Clinical characteristics: Lipoid proteinosis (LP) is characterized by deposition of hyaline-like material in various tissues resulting in a hoarse voice from early infancy, vesicles and hemorrhagic crusts in the mouth and on the face and extremities, verrucous and keratotic cutaneous lesions on extensor surfaces (especially the elbows), and moniliform blepharosis (multiple beaded papules along the eyelid margins and inner canthus). Extracutaneous manifestations may include epilepsy, neuropsychiatric disorders, spontaneous CNS hemorrhage, and asymptomatic multiple yellowish nodules throughout the gastrointestinal tract. Generally, the disease course is chronic and fluctuating. Males and females are affected equally. Affected individuals have a normal life span unless they experience laryngeal obstruction.

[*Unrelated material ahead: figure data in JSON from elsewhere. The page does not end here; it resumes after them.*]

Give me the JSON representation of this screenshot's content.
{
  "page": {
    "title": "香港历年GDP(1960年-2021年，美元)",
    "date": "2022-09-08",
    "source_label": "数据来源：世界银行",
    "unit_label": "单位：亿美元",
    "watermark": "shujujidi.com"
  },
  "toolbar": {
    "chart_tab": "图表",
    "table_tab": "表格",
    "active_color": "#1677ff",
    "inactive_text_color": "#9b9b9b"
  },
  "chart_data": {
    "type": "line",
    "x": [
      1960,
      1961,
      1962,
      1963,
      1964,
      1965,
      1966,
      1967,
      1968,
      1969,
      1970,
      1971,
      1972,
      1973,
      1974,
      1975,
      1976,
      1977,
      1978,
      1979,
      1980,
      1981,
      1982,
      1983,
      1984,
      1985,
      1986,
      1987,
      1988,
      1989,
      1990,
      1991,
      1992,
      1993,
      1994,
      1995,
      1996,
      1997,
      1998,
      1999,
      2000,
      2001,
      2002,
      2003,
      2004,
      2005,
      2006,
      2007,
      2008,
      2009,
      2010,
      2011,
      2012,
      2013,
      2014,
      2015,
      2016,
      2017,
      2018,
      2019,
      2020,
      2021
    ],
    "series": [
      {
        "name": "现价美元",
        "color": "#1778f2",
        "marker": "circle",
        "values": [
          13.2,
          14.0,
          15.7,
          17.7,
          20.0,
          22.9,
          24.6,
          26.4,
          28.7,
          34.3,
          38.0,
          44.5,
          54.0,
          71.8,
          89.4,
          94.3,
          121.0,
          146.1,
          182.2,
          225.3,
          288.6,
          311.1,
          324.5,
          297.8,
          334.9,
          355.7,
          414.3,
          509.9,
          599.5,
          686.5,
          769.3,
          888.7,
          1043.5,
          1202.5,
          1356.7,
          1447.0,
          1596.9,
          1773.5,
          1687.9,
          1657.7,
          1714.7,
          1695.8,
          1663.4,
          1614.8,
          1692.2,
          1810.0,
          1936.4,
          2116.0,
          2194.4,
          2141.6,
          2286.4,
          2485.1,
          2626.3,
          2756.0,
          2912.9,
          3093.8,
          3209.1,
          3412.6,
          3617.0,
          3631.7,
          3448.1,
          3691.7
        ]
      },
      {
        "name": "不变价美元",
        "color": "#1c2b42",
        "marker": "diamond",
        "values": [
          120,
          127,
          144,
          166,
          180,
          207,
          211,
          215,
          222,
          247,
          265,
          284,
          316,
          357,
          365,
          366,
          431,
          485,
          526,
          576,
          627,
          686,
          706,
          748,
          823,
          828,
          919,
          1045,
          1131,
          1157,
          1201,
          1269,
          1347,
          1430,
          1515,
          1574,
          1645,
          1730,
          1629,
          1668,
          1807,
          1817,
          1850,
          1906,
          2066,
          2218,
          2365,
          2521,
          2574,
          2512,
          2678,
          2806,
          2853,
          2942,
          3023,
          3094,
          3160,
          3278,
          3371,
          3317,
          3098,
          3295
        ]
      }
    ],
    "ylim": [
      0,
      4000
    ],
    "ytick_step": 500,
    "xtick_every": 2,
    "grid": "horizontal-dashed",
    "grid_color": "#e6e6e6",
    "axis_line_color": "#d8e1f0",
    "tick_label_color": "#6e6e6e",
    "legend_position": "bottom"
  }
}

Diagnosis/testing: The diagnosis of lipoid proteinosis is established in a proband with characteristic clinical findings and either biallelic ECM1 pathogenic variants identified on molecular genetic testing or characteristic histologic and/or immunolabeling findings on skin biopsy.
Management: Treatment of manifestations: There is no curative therapy for LP. Microlaryngoscopic excision of laryngeal deposits can improve airway access and voice quality. Significant airway obstruction may require tracheostomy to ensure a safe airway. Oral dimethylsulfoxide, D-penicillamine, and oral retinoid may be used for skin softening and amelioration of mucosal lesions and hoarseness. Seizures should be assessed and managed by a neurologist with anti-seizure medications.
Surveillance: Assessment of the airway and vocal cords by an otolaryngologist and dermatologic examinations every six months; yearly neurologic and neuropsychiatric evaluations for seizures and emotional and cognitive development.
Genetic counseling: LP is inherited in an autosomal recessive manner. If both parents are known to be heterozygous for an ECM1 pathogenic variant, each sib of an affected individual has at conception a 25% chance of inheriting biallelic pathogenic variants and being affected, a 50% chance of being an asymptomatic carrier, and a 25% chance of being unaffected and not a carrier. Once the ECM1 pathogenic variants have been identified in an affected family member, carrier testing for at-risk relatives, prenatal testing for a pregnancy at increased risk, and preimplantation genetic testing are possible.